How can YVC1 be used as a model for studying mechanosensation in eukaryotes?

YVC1 offers several advantages as a model system for studying mechanosensation in eukaryotes:

• Evolutionary significance:

  • As a member of the TRP channel family with mechanosensitive properties, YVC1 shares homology with mechanosensitive channels in higher eukaryotes

  • Several TRP-family channels in animals have been associated with mechanosensation, making YVC1 a valuable evolutionary comparison point

• Experimental accessibility:

  • S. cerevisiae is genetically tractable, allowing precise genetic manipulations

  • The vacuole is amenable to electrophysiological studies despite technical challenges

  • Direct correlation between mechanical stimuli and channel activation can be established

• Methodological approaches:

  • Combine patch-clamp electrophysiology with controlled mechanical stimulation

  • Measure Ca²⁺ flux using fluorescent indicators in response to osmotic challenges

  • Compare wild-type and YVC1-deleted strains to establish specificity of responses

• Mechanosensation mechanism studies:

  • YVC1 can help elucidate how membrane tension is converted to channel gating

  • Structure-function relationships can be explored through mutagenesis of specific domains

  • The relationship between mechanosensation and Ca²⁺-induced activation provides insight into signal amplification mechanisms

What techniques are available for measuring YVC1-mediated calcium flux in intact yeast cells?

Researchers studying YVC1-mediated calcium flux in intact cells can employ several complementary approaches:

• Calcium-sensitive fluorescent indicators:

  • Load yeast cells with membrane-permeable fluorescent Ca²⁺ indicators

  • Apply osmotic upshock while monitoring fluorescence changes

  • Compare responses between wild-type, YVC1-deleted, and YVC1-overexpressing strains

• Genetically encoded calcium indicators (GECIs):

  • Express calcium-sensitive fluorescent proteins (e.g., GCaMP variants) in the yeast cytoplasm

  • These allow longer-term monitoring without dye leakage issues

  • Can be targeted to specific subcellular compartments to measure localized Ca²⁺ changes

• Real-time calcium measurements during osmotic stress:

  • Mount yeast cells in flow chambers that allow rapid solution exchange

  • Simultaneously measure cell volume changes (through bright-field imaging) and calcium levels

  • Correlate the timing of osmotic shock, cell shrinkage, and calcium release

• Genetic interaction approaches:

  • Combine YVC1 mutations with modifications to other calcium transporters

  • Assess the relative contributions of different calcium sources during osmotic stress

  • Example: Comparing calcium release in single YVC1 deletion versus double mutants with altered plasma membrane calcium channels

How does YVC1 integrate with other calcium signaling pathways in yeast?

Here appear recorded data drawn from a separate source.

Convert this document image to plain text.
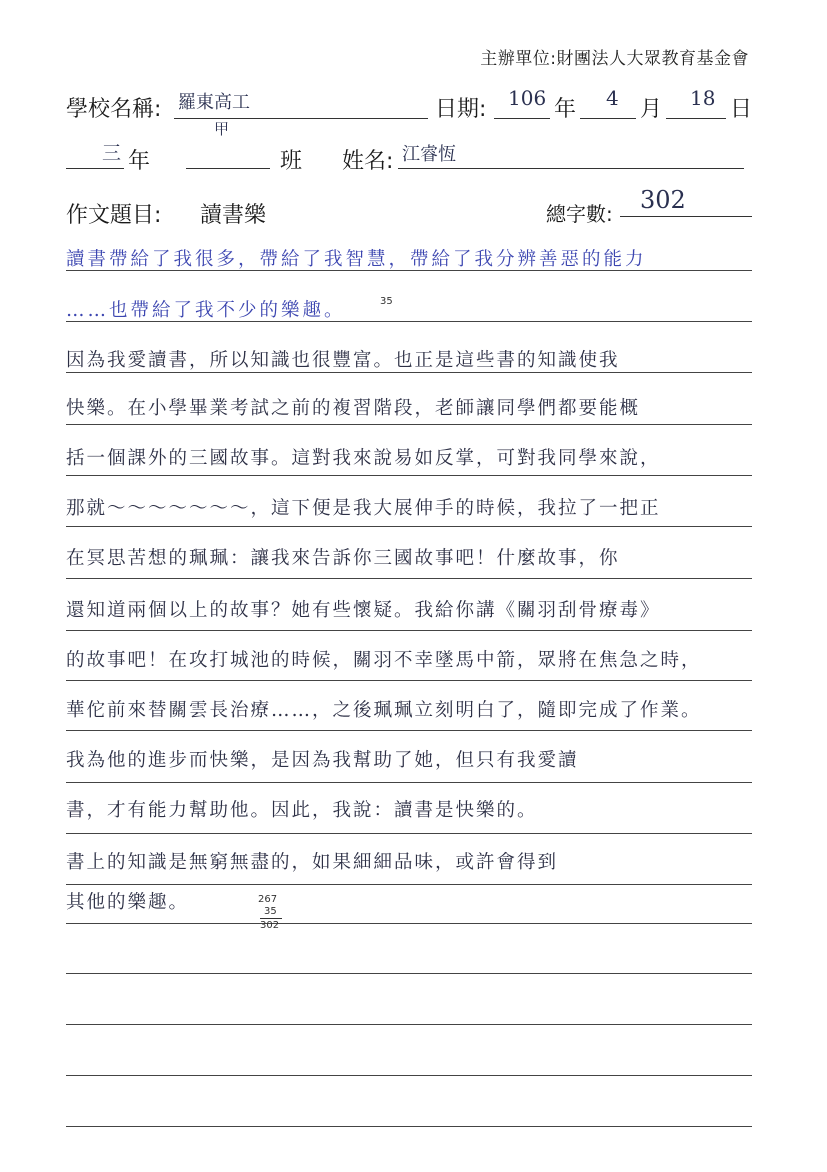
主辦單位:財團法人大眾教育基金會
學校名稱: 羅東高工	日期: 106 年 4 月 18 日
三 年
甲
班 姓名: 江睿恆
作文題目: 讀書樂	總字數: 302
讀書帶給了我很多，帶給了我智慧，帶給了我分辨善惡的能力
……也帶給了我不少的樂趣。
因為我愛讀書，所以知識也很豐富。也正是這些書的知識使我
快樂。在小學畢業考試之前的複習階段，老師讓同學們都要能概
括一個課外的三國故事。這對我來說易如反掌，可對我同學來說，
那就～～～～～～～，這下便是我大展伸手的時候，我拉了一把正
在冥思苦想的珮珮：讓我來告訴你三國故事吧！什麼故事，你
還知道兩個以上的故事？她有些懷疑。我給你講《關羽刮骨療毒》
的故事吧！在攻打城池的時候，關羽不幸墜馬中箭，眾將在焦急之時，
華佗前來替關雲長治療……，之後珮珮立刻明白了，隨即完成了作業。
我為他的進步而快樂，是因為我幫助了她，但只有我愛讀
書，才有能力幫助他。因此，我說：讀書是快樂的。
書上的知識是無窮無盡的，如果細細品味，或許會得到
其他的樂趣。
35
267
35
302
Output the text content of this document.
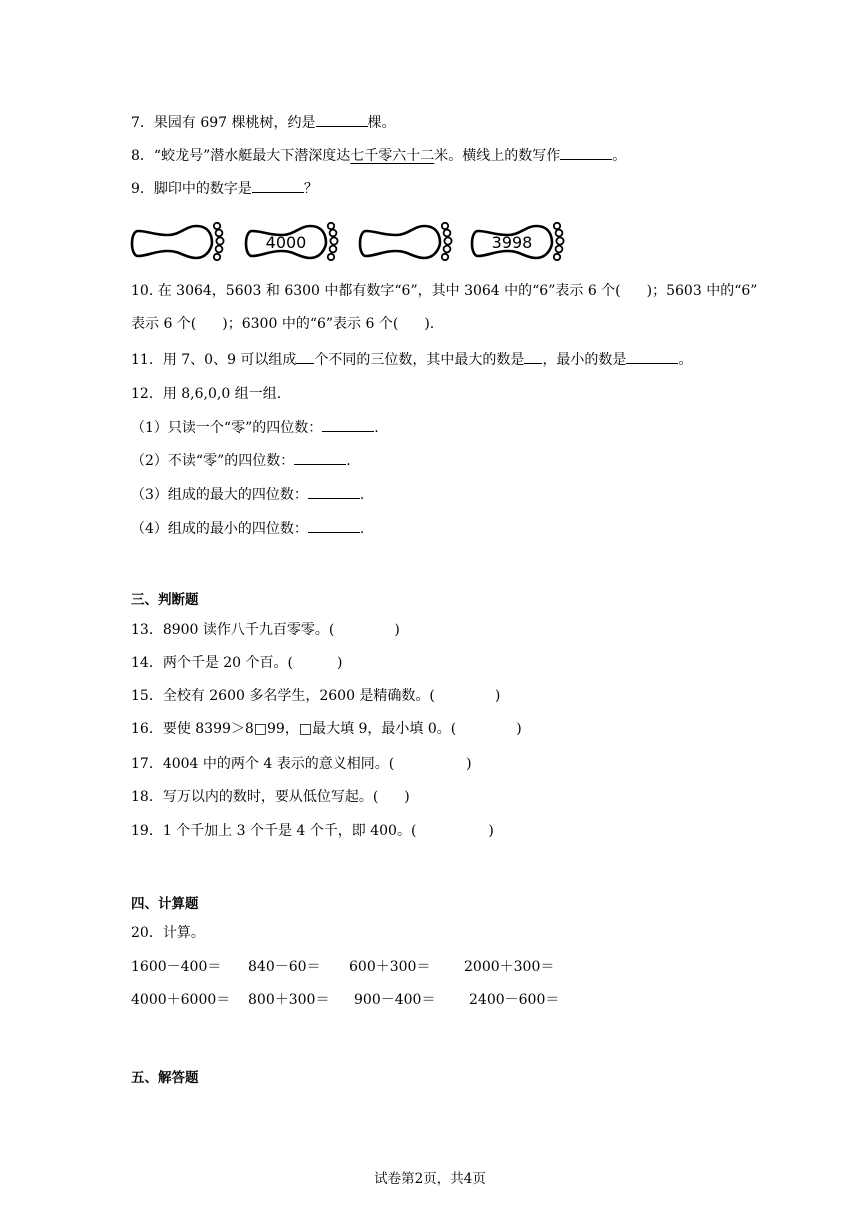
7．果园有 697 棵桃树，约是	棵。
8．“蛟龙号”潜水艇最大下潜深度达七千零六十二米。横线上的数写作	。
9．脚印中的数字是	？
4000	3998
10. 在 3064，5603 和 6300 中都有数字“6”，其中 3064 中的“6”表示 6 个( )；5603 中的“6”
表示 6 个( )；6300 中的“6”表示 6 个( ).
11．用 7、0、9 可以组成 个不同的三位数，其中最大的数是 ，最小的数是	。
12．用 8,6,0,0 组一组.
（1）只读一个“零”的四位数：	.
（2）不读“零”的四位数：	.
（3）组成的最大的四位数：	.
（4）组成的最小的四位数：	.
三、判断题
13．8900 读作八千九百零零。(	)
14．两个千是 20 个百。(	)
15．全校有 2600 多名学生，2600 是精确数。(	)
16．要使 8399＞8□99，□最大填 9，最小填 0。(	)
17．4004 中的两个 4 表示的意义相同。(	)
18．写万以内的数时，要从低位写起。( )
19．1 个千加上 3 个千是 4 个千，即 400。(	)
四、计算题
20．计算。
1600－400＝ 840－60＝ 600＋300＝ 2000＋300＝
4000＋6000＝ 800＋300＝ 900－400＝ 2400－600＝
五、解答题
试卷第2页，共4页
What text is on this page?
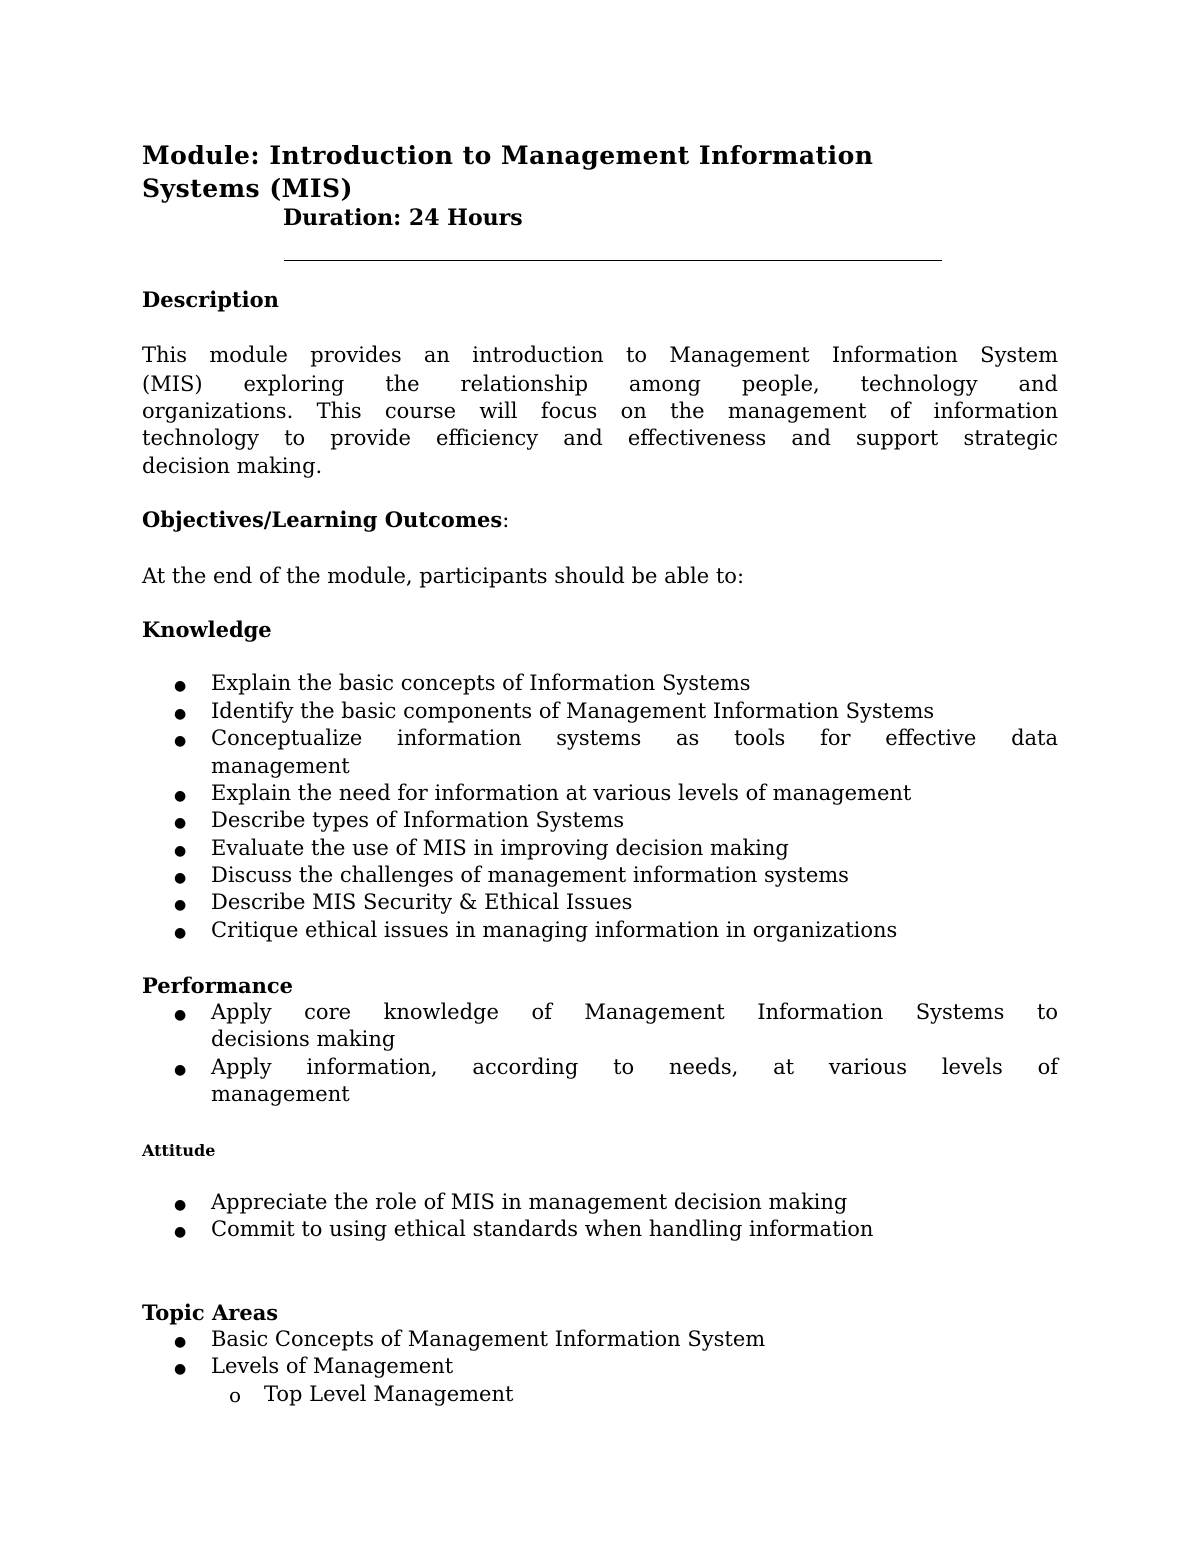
Module: Introduction to Management Information
Systems (MIS)
Duration: 24 Hours
Description
This module provides an introduction to Management Information System
(MIS) exploring the relationship among people, technology and
organizations. This course will focus on the management of information
technology to provide efficiency and effectiveness and support strategic
decision making.
Objectives/Learning Outcomes:
At the end of the module, participants should be able to:
Knowledge
● Explain the basic concepts of Information Systems
● Identify the basic components of Management Information Systems
● Conceptualize information systems as tools for effective data
management
● Explain the need for information at various levels of management
● Describe types of Information Systems
● Evaluate the use of MIS in improving decision making
● Discuss the challenges of management information systems
● Describe MIS Security & Ethical Issues
● Critique ethical issues in managing information in organizations
Performance
● Apply core knowledge of Management Information Systems to
decisions making
● Apply information, according to needs, at various levels of
management
Attitude
● Appreciate the role of MIS in management decision making
● Commit to using ethical standards when handling information
Topic Areas
● Basic Concepts of Management Information System
● Levels of Management
o Top Level Management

YVC1 functions within a complex network of calcium signaling pathways in S. cerevisiae. Understanding these interactions requires examining:

• Relationship with plasma membrane calcium channels:

  • While YVC1 mediates vacuolar calcium release, plasma membrane channels Cch1 and Mid1 regulate calcium influx from the extracellular environment

  • These systems may work in coordination during stress responses

• Interaction with calcineurin signaling pathway:

  • Calcineurin (CNB1) responds to calcium signals and regulates numerous cellular processes

  • YVC1 deletion affects ER stress sensitivity in calcineurin-deficient strains, suggesting interconnected roles

  • Experimental approach: Create double knockout strains and assess phenotypes under various stress conditions

• Role in calcium homeostasis:

  • YVC1 is part of the machinery regulating cellular calcium levels

  • Its activation by osmotic stress transiently increases cytosolic calcium

  • This may trigger downstream calcium-dependent processes

Research methodologies to explore these integrations include:

• Genetic interaction studies (synthetic lethality, suppressor screens)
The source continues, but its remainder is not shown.